Diese Fragen sind nichts Neues, werden Sie jetzt berechtigterweise denken. Am Image, an der Vision und den damit verbundenen Zielen wird ohnehin ständig im Unternehmen gearbeitet.

  • Doch genügt es wirklich, mit schönen Visionen, klaren Zielen, bestmöglichem Know-how und Marktverständnis den Erfolg eines Unternehmens sicherzustellen?
  • Gibt es noch etwas, etwas, was man in der intensiven Image- und Visionspflege aus den Augen verliert, obgleich es gerade heute in der Digitalisierung für weitere Erfolge relevant ist?
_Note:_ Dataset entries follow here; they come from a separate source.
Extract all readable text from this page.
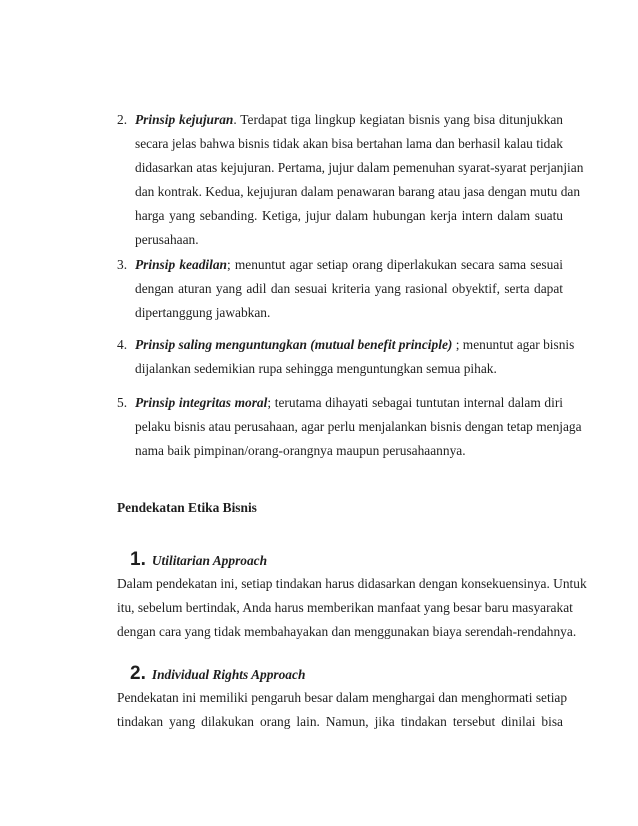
2. Prinsip kejujuran. Terdapat tiga lingkup kegiatan bisnis yang bisa ditunjukkan
secara jelas bahwa bisnis tidak akan bisa bertahan lama dan berhasil kalau tidak
didasarkan atas kejujuran. Pertama, jujur dalam pemenuhan syarat-syarat perjanjian
dan kontrak. Kedua, kejujuran dalam penawaran barang atau jasa dengan mutu dan
harga yang sebanding. Ketiga, jujur dalam hubungan kerja intern dalam suatu
perusahaan.
3. Prinsip keadilan; menuntut agar setiap orang diperlakukan secara sama sesuai
dengan aturan yang adil dan sesuai kriteria yang rasional obyektif, serta dapat
dipertanggung jawabkan.
4. Prinsip saling menguntungkan (mutual benefit principle) ; menuntut agar bisnis
dijalankan sedemikian rupa sehingga menguntungkan semua pihak.
5. Prinsip integritas moral; terutama dihayati sebagai tuntutan internal dalam diri
pelaku bisnis atau perusahaan, agar perlu menjalankan bisnis dengan tetap menjaga
nama baik pimpinan/orang-orangnya maupun perusahaannya.
Pendekatan Etika Bisnis
1. Utilitarian Approach
Dalam pendekatan ini, setiap tindakan harus didasarkan dengan konsekuensinya. Untuk
itu, sebelum bertindak, Anda harus memberikan manfaat yang besar baru masyarakat
dengan cara yang tidak membahayakan dan menggunakan biaya serendah-rendahnya.
2. Individual Rights Approach
Pendekatan ini memiliki pengaruh besar dalam menghargai dan menghormati setiap
tindakan yang dilakukan orang lain. Namun, jika tindakan tersebut dinilai bisa
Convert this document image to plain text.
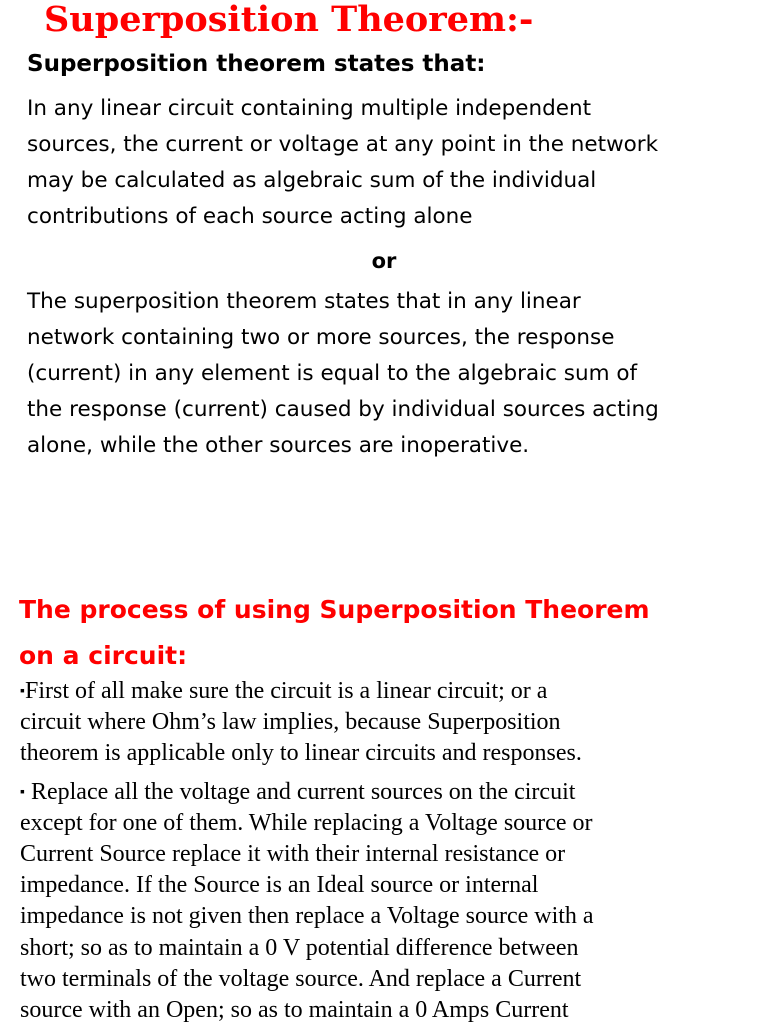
Superposition Theorem:-
Superposition theorem states that:

In any linear circuit containing multiple independent
sources, the current or voltage at any point in the network
may be calculated as algebraic sum of the individual
contributions of each source acting alone

or

The superposition theorem states that in any linear
network containing two or more sources, the response
(current) in any element is equal to the algebraic sum of
the response (current) caused by individual sources acting
alone, while the other sources are inoperative.

The process of using Superposition Theorem
on a circuit:
▪First of all make sure the circuit is a linear circuit; or a
circuit where Ohm’s law implies, because Superposition
theorem is applicable only to linear circuits and responses.
▪ Replace all the voltage and current sources on the circuit
except for one of them. While replacing a Voltage source or
Current Source replace it with their internal resistance or
impedance. If the Source is an Ideal source or internal
impedance is not given then replace a Voltage source with a
short; so as to maintain a 0 V potential difference between
two terminals of the voltage source. And replace a Current
source with an Open; so as to maintain a 0 Amps Current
Unternehmerische Anliegen auf dem Prüfstand

Thomas Plötzeneder, Managing Partner bei Gehrer-Plötzeneder DDWS Corporate Advisors, sagt ja, viele Unternehmen übersehen einen wesentlichen Erfolgsfaktor:

Erfolgreich ist man als Unternehmen und Marke dann, wenn das Unternehmen und die Marke von einem großen Anliegen getragen werden, wenn man dahinter eine echte Leidenschaft spürt. Dafür genügt es nicht, sich zu fragen: Was will ich, was kann ich, was habe ich davon, sondern warum tue ich, was ich tue?

Randolf Jessl spricht weniger vom Anliegen, sondern von der Mission. In seinem Verständnis bedeutet „eine Mission haben“: Etwas als Mensch für die Welt erreichen wollen, sei es im Kleinen, sei es im Größeren – mit Bezug auf das, was man kann und was man (beruflich) macht. Der Arzt will heilen, Sanierer Vermögenswerte retten, Innovatoren Neues in die Welt bringen. Das ist der Anfang, aber wenn man Funktion und Mensch zusammenbringt, entstehen konkretere und feinere Anliegen, die einen treiben und die der Welt, die einen umgibt, dienen.

Ein solches Engagement ist jedoch mit rationalen und rein ökonomischen Kategorien nicht zu erfassen, und entzieht sich auch der wissenschaftlichen Beschreibung. Was man aber spürt, und genau das macht es dann wiederum schwierig, an den Anliegen und Missionen dran zu bleiben:

  • Echte Anliegen brauchen Rückgrat und Courage.
  • Echte Anliegen sind oft auch eine Gratwanderung.
  • Echte Anliegen und deren Umsetzer arbeiten nicht nur im, sondern auch und vor allem am System. Genau das kratzt jedoch am System und den im System Beteiligten. Das verunsichert all jene, die dem System vertrauen, selbst dann, wenn das System fragwürdig ist und unter Umständen eine Sanierung benötigt.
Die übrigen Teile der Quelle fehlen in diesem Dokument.